"La question que l'on pose à celui qui rentre de Cannes est d'abord "quelles vedettes avez-vous vues" et ensuite "quels films" […] Puis il doit répondre à la deuxième question, la question clé, celle qui implique et explique toute la mythologie du festival "Est-elle aussi bien qu'à l'écran, aussi jolie, aussi fraîche" etc. Car le vrai problème est celui de la confrontation du mythe et de la réalité, des apparences et de l'essence". C'est ainsi qu'en 1955, Edgar Morin tentait de décrypter les symboles que dissimulait l'exhibition cannoise.
En réalité, ceux qui rentrent de Cannes et ceux qui y restent ne constituent en rien deux mondes que tout oppose. Néanmoins, il est évident que se juxtaposent dans un même temps plusieurs facettes d'une manifestation qui n’a d’unité que sous le nom qu’elle porte. Pour les cannois et les touristes qui fournissent l'essentiel des figurants qui peuplent les abords du palais, la manifestation est circonscrite à quelques espaces symboliques hautement médiatisés et puissamment investis. Quant aux accrédités - scindés entre médias et spectateurs du deuxième cercle - ils partagent avec les organisations, les producteurs et les artistes du "premier cercle" le privilège d'un accès direct - sporadique ou continu - aux offres du Festival et aux soirées privées. Seule une cause réconcilie momentanément ces cercles désunis : le film sorti de sa banalité quotidienne qui devient miraculeux par la grâce d'une confrontation, par la présence presque irréelle de ceux qui les font exister.

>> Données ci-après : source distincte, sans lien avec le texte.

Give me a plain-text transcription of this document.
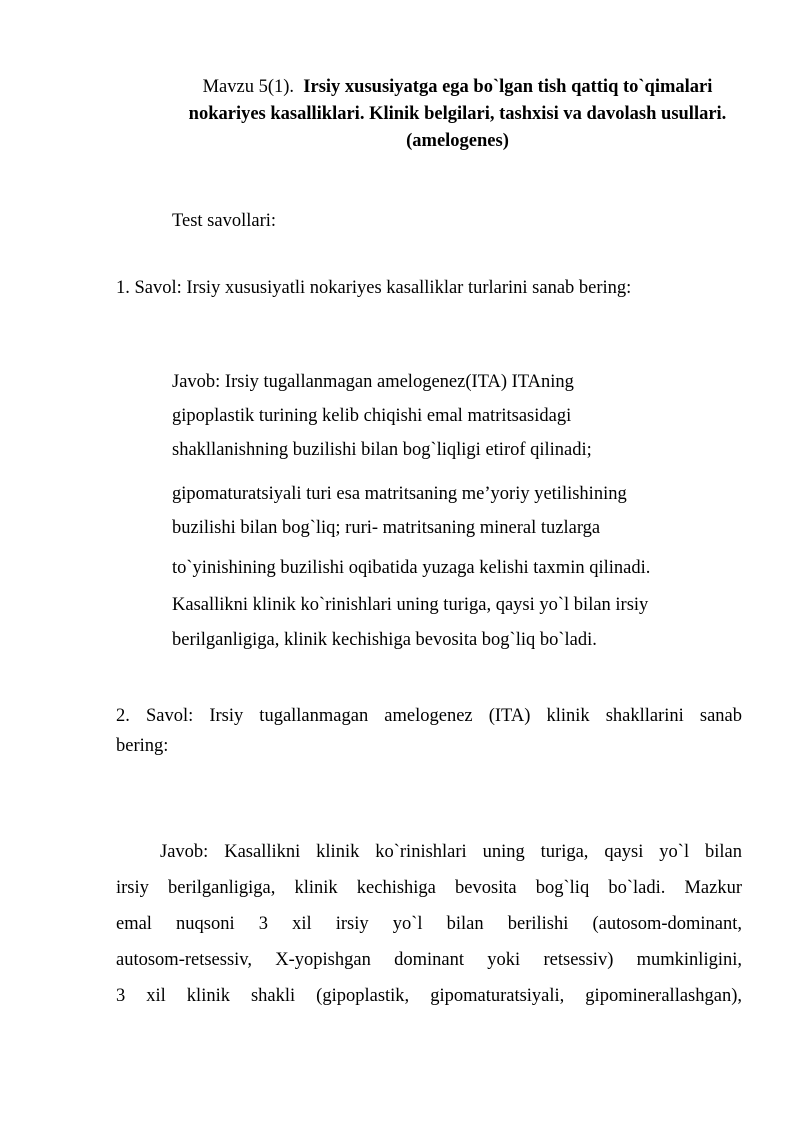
Mavzu 5(1). Irsiy xususiyatga ega bo`lgan tish qattiq to`qimalari nokariyes kasalliklari. Klinik belgilari, tashxisi va davolash usullari.(amelogenes)
Test savollari:
1. Savol: Irsiy xususiyatli nokariyes kasalliklar turlarini sanab bering:
Javob: Irsiy tugallanmagan amelogenez(ITA) ITAning
gipoplastik turining kelib chiqishi emal matritsasidagi
shakllanishning buzilishi bilan bog`liqligi etirof qilinadi;
gipomaturatsiyali turi esa matritsaning me’yoriy yetilishining
buzilishi bilan bog`liq; ruri- matritsaning mineral tuzlarga
to`yinishining buzilishi oqibatida yuzaga kelishi taxmin qilinadi.
Kasallikni klinik ko`rinishlari uning turiga, qaysi yo`l bilan irsiy
berilganligiga, klinik kechishiga bevosita bog`liq bo`ladi.
2. Savol: Irsiy tugallanmagan amelogenez (ITA) klinik shakllarini sanab
bering:
Javob: Kasallikni klinik ko`rinishlari uning turiga, qaysi yo`l bilan
irsiy berilganligiga, klinik kechishiga bevosita bog`liq bo`ladi. Mazkur
emal nuqsoni 3 xil irsiy yo`l bilan berilishi (autosom-dominant,
autosom-retsessiv, X-yopishgan dominant yoki retsessiv) mumkinligini,
3 xil klinik shakli (gipoplastik, gipomaturatsiyali, gipominerallashgan),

À Cannes, le festivalier doit compter à son tableau de chasse au moins un échange, une rencontre organisée ou hasardeuse avec une star ou supposée telle. Il devra être en mesure d'exercer sur elle un jugement critique qui outrepasse l'image construite dans l'artifice pour arbitrer sur l'humain qu'elle claquemure. La condition nécessaire à cet échange implique que le spectateur puisse suspendre momentanément la frontière qui le sépare de la star. Pour que cette suspension soit possible, il n'y a qu’une alternative : soit choisir une définition plus large de l'idée de star, soit charger le statut du spectateur anonyme pour qu'il devienne momentanément assimilable à celui de la star. Aussi n'y a-t-il rien d'étonnant à ce que, dans les salles, la coprésence ambiguë de l'acteur, du système, et de l'œuvre filmique se traduise par une écoute singulière qui métamorphose les spectateurs en un corps momentanément unifié, fortement réactif et sensible, marquant par ses rires, ses applaudissements et ses interjections, les inflexions narratives et émotionnelles des films.
C’est là le sens et l’intérêt majeur du Festival de Cannes : être un lieu de culte autant qu’un lieu de culture où s’exhibent dans leur pluralité les attitudes spectatorielles dont on ne conserve souvent que le souvenir passionné et passionnel.